STORY: Ungewollte Hilfe (Bill Pronzini)


Ungewollte Hilfe

von Bill Pronzini


(Orig. „›I’ll See to Your Horse‹“, 1972, bzw. „Decision“, 1989; Übers.: Reinhard Windeler)


Seit 1969 war Bill Pronzini, den wir bereits bei anderer Gelegenheit vorgestellt haben, als professioneller Schriftsteller tätig. Eine seiner frühen Short Stories im Western-Genre handelt von einem Mann, der nach einem persönlichen Schicksalsschlag eine Entscheidung treffen muss, als er einer jungen Frau begegnet, die sich in einer schwierigen Lebenslage befindet.
Die ursprüngliche Fassung dieser nur scheinbar simplen Kurzgeschichte erschien 1972 unter dem Titel „›I’ll See to Your Horse‹“ in der Februar-Ausgabe des „Zane Grey Western Magazine“.
Gut zehn Jahre später nahm Pronzini sie zur Grundlage für das erste Kapitel seines Romans „The Gallows Land“, der 1983 veröffentlicht wurde.
Für die von ihm gemeinsam mit Martin H. Greenberg im Rahmen der Reihe „The Best of the West“ herausgegebene Anthologie „The Arizonans“ erstellte Pronzini 1989 eine dritte Version mit dem Titel „Decision“, die auf der Fassung aus dem Roman beruht und hier erstmals in deutscher Sprache erscheint.

_________________________

Der Tag neigte sich der Abenddämmerung zu, der Himmel war von Flammen durchzogen, und die drückende Wüstenhitze ließ etwas nach, als ich auf die kleine, armselige Ranch stieß.

Sie lag eingebettet in einem weiten Ring aus steilen Felsklippen und mit Kakteen bewachsenen Anhöhen. Neben einem Einschnitt, der sich zwischen zwei Felswänden öffnete, kauerten eine Kate aus Holzbalken und Adobeziegeln und zwei verwitterte Nebengebäude. Selbst von dort oben, wo ich auf meinem Stahlgrauen saß, konnte ich sehen, dass, wer auch immer dort lebte, es nicht leicht hatte. Die Hitze hatte den Mais und das Gemüse auf der kultivierten Fläche auf einer Seite ausgetrocknet und verdorren lassen, und die schlichten Gebäude sahen aus, als wären sie am Zerbröckeln, wie die Knochen von Tieren, die vor langer Zeit verendet waren und zu Staub zerfielen.

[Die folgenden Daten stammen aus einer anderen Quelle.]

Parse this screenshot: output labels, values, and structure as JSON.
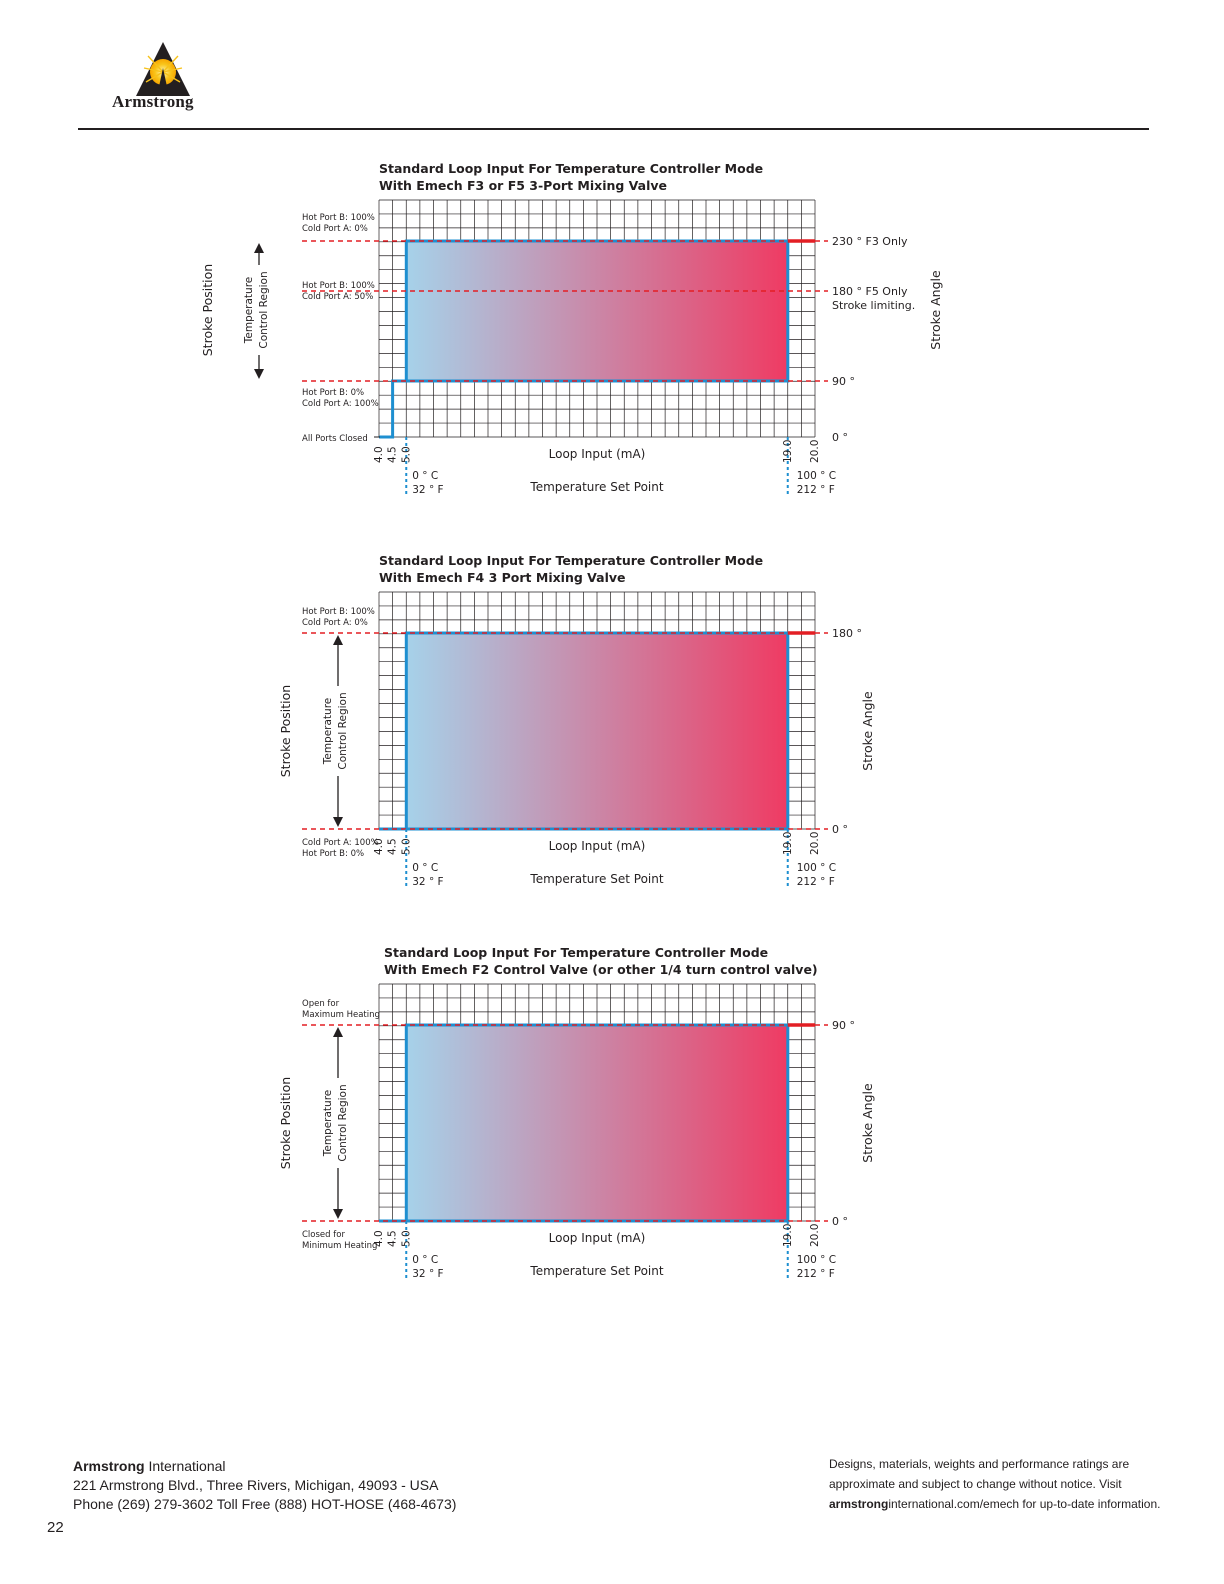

In dem offenen Corral in der Nähe der Kate gab es weder Pferde noch andere Nutztiere, nirgendwo ein Lebenszeichen. Abgesehen von den Rauchschwaden aus dem Schornstein, die blass und gleichmäßig aufstiegen, wirkte der Ort, als wäre er aufgegeben worden. Es war der Rauch, der mich vor einigen Minuten vom Camino Real del Diablo weggelockt hatte; der Rauch und die Tatsache, dass meine beiden Wasserschläuche nahezu leer waren.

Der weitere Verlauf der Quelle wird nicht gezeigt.